Neill considère la criminalité chez l’enfant elle aussi comme l’expression d’une haine qui, elle, serait le fruit d’un manque essentiel d’amour. Elle est « l’expression radicale de la cruauté (qui) émane du manque d’amour » 187 qui prive le « moi » de satisfactions légitimes, et, ce faisant, le déprécie. L’enfant est « à priori égoïste, lui seul compte. Quand le moi est satisfait nous avons la bonté, quand le Moi est privé nous avons la criminalité. Le moi se venge sur la société parce que celle-ci n’a pas su apprécier son Moi en lui donnant de l’affection » 188 . Si la destructivité est l’expression « libératoire » de haines ordinaires accumulées par excès de frustration, le crime est l’expression d’une haine radicale née d’une non-reconnaissance des besoins de satisfaction du « moi » dans l’enfance.

Cette élaboration rappelle, par bien des aspects, celle de Aichhorn, mais ne se réfère pas explicitement à la psychanalyse.

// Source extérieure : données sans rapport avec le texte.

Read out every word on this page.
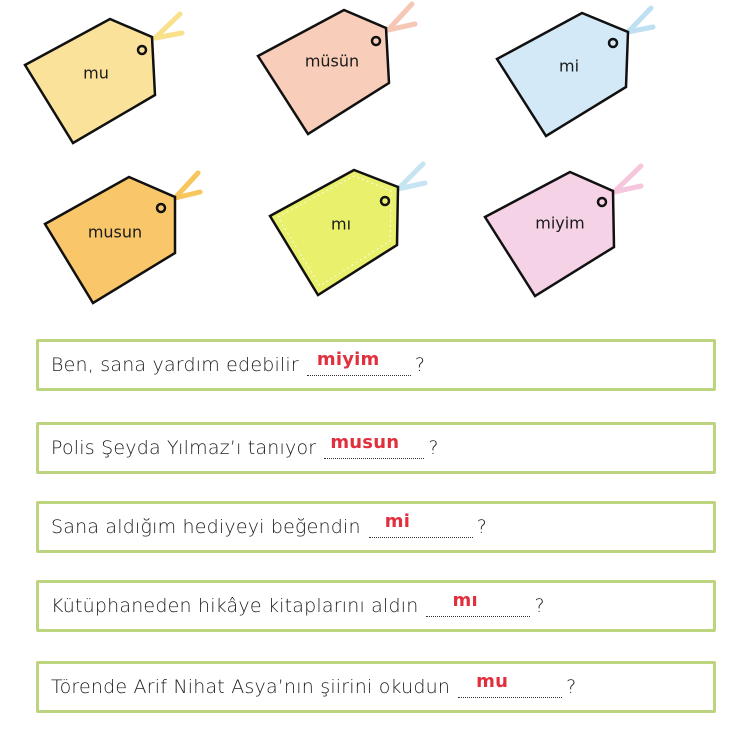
mu
müsün	mi
musun	mı	miyim
Ben, sana yardım edebilir miyim ?
Polis Şeyda Yılmaz’ı tanıyor musun ?
Sana aldığım hediyeyi beğendin mi	?
Kütüphaneden hikâye kitaplarını aldın mı	?
Törende Arif Nihat Asya’nın şiirini okudun mu	?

Elle est fondée sur une conviction, construite dans et par l’expérience et s’appuie sur deux éléments majeurs: l’amour, la liberté : « Je me flattais par le passé de guérir les enfants de leurs rêveries criminelles par mes méthodes psychologiques, mais maintenant je comprends que leur guérison était due à l’amour » 189 . « De nos jours, je mets ma confiance dans la liberté. Elle réussit presque dans tous les cas – quoiqu’elle n’assure pas la guérison complète d’enfants qui sont restés sans amour lorsqu’ils étaient bébés. Mais ne me demandez pas comment la liberté opère une guérison, je n’en sais vraiment rien » 190 .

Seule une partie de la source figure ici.